Vanuatu's Political Carousel: Why Governments Keep Falling
Vanuatu's political instability is real, documented, and somewhat misunderstood. Yes, governments fall frequently — sometimes within months of being formed. Yes, Members of Parliament change parties and coalitions with a fluidity that makes tracking Vanuatu politics feel like watching a kaleidoscope. Yes, convictions for corruption and bribery of MPs have resulted in parliamentary expulsions. But underneath the instability, Vanuatu's democracy is also genuinely functional in ways that deserve recognition.
The root causes of instability connect directly to the electoral system. Vanuatu uses a single non-transferable vote (SNTV) system in multi-member constituencies. This means voters cast one vote, multiple MPs are elected from each constituency, and candidates win with relatively small shares of the total vote. This creates strong incentives for fragmentation — lots of small parties, lots of independent candidates, lots of politicians with narrow personal followings rather than broad party bases.

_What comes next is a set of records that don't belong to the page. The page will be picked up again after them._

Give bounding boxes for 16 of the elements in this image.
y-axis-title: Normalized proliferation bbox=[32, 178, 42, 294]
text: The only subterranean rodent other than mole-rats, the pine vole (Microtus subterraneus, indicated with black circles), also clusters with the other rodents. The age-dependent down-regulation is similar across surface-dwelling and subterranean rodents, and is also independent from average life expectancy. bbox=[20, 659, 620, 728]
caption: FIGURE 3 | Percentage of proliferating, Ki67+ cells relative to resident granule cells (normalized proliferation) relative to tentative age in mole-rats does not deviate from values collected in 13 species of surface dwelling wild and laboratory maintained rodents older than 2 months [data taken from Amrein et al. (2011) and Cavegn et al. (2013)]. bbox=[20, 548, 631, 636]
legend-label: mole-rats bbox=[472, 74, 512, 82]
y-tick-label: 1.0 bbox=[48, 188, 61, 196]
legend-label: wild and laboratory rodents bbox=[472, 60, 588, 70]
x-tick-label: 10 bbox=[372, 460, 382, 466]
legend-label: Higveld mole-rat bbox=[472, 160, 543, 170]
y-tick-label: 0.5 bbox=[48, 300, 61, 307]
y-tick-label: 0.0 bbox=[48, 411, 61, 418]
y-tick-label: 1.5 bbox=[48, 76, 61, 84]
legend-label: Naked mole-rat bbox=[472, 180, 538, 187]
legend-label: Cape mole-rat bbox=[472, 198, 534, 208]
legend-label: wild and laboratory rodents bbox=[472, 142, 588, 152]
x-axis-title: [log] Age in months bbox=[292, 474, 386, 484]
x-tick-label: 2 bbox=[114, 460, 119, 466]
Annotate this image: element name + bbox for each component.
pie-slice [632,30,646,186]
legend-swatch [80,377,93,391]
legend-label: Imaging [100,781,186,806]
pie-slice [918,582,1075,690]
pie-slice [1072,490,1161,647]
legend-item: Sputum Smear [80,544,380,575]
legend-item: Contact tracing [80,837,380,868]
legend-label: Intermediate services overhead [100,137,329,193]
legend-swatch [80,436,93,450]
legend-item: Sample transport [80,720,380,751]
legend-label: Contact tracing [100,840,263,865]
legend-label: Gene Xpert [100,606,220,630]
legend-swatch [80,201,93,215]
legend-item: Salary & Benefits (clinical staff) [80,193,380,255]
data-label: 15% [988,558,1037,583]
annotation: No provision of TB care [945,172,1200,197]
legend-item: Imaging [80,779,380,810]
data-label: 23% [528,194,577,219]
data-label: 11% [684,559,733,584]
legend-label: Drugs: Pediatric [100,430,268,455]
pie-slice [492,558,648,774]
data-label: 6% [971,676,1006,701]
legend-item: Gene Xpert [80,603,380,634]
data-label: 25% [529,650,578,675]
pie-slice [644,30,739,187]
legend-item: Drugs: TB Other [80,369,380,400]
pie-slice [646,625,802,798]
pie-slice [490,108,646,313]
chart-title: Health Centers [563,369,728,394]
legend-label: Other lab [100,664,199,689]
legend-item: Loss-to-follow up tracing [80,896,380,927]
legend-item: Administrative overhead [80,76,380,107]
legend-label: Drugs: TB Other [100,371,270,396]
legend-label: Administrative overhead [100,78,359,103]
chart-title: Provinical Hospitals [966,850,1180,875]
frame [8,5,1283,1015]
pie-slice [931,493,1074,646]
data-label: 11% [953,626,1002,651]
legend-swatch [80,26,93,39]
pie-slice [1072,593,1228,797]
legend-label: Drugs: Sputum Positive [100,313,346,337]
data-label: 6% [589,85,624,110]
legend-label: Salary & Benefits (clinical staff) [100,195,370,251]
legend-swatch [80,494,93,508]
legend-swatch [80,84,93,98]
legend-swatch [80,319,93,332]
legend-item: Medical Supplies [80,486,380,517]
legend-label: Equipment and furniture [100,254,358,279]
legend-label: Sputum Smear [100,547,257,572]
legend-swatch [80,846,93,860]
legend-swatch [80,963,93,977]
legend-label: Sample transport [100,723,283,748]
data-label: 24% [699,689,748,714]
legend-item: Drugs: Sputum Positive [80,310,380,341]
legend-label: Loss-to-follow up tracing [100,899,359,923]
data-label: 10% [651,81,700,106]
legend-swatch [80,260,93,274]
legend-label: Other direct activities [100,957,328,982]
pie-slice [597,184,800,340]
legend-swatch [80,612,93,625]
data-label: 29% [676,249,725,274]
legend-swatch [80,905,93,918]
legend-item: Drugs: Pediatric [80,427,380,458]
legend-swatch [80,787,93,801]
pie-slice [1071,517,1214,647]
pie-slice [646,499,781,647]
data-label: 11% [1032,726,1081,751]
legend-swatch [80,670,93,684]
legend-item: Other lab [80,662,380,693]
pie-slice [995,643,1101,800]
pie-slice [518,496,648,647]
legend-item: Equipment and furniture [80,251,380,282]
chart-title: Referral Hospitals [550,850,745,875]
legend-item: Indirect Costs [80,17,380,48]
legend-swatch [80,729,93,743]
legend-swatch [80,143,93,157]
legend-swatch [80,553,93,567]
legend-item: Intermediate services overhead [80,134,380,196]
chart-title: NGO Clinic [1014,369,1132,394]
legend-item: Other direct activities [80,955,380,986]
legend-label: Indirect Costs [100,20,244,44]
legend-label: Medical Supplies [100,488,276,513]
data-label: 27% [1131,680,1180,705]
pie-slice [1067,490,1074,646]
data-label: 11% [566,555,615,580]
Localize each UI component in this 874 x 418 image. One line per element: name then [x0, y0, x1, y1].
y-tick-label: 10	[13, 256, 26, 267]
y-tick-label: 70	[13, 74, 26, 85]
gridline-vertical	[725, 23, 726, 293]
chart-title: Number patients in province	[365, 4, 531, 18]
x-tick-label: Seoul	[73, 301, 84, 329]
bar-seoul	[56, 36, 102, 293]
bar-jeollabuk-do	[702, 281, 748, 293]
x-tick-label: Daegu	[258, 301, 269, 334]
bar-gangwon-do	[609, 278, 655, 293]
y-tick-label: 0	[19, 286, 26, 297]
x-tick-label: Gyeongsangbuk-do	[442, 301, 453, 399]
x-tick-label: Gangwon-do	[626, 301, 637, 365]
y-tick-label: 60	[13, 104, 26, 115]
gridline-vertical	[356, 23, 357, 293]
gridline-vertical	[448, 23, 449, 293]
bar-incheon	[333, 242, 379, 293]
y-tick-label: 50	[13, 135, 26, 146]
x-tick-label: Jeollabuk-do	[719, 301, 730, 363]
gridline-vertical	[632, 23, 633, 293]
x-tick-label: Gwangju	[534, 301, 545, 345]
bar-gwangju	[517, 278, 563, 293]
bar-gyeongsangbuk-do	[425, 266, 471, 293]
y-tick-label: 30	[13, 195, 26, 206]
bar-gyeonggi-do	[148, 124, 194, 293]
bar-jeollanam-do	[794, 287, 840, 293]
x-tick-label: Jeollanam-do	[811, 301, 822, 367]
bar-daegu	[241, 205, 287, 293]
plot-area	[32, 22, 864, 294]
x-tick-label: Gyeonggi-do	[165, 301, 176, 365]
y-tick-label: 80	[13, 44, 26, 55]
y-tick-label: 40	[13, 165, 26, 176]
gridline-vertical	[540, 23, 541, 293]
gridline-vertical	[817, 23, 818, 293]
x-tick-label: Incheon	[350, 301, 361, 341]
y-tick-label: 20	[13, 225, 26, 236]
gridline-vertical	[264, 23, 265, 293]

With 52 seats in parliament, forming a majority government (27 seats) requires coalition-building among multiple parties. Coalitions formed on expedient political calculations rather than genuine policy agreement are inherently unstable. When a coalition partner perceives a better deal available — more cabinet posts, a specific ministerial portfolio, direct payments to switch sides — they switch. The architecture of the system rewards defection.
The Vanuatu Supreme Court has convicted multiple MPs for bribery — for accepting cash to vote particular ways on no-confidence motions. The most significant case was the 2015 conviction of a quarter of parliament for bribery. Fourteen MPs, including several cabinet ministers, were convicted and lost their seats. This was a genuine anti-corruption moment, handled by a functioning judicial system, which is worth noting in a regional context where judicial independence is not always reliable.
What political instability doesn't mean is arbitrary governance or civil conflict. Police don't stage coups in Vanuatu. Elections happen regularly and results are generally accepted. Civil society organizations function and criticize the government openly. The media, though small, is independent. Human rights abuses by the state are not a systematic feature of Vanuatu's political life. The instability is real but it's a political-elite-level phenomenon more than a whole-society breakdown.
Policy continuity is genuinely affected by government turnover. Infrastructure projects, reform programs, and development plans that require sustained attention over years are harder to implement when ministerial portfolios change hands regularly. This is a real cost that ni-Vanuatu citizens bear when the health minister changes every two years or the education ministry gets new leadership mid-curriculum-reform.
Electoral reform is periodically debated. Proposals include changing the voting system to one that produces more stable majorities, imposing stricter rules on party-switching, or increasing the size of parliament to dilute the value of each individual MP's vote for coalition purposes. None have passed. The MPs who would vote on electoral reform are also the MPs whose political survival depends on the current system's features.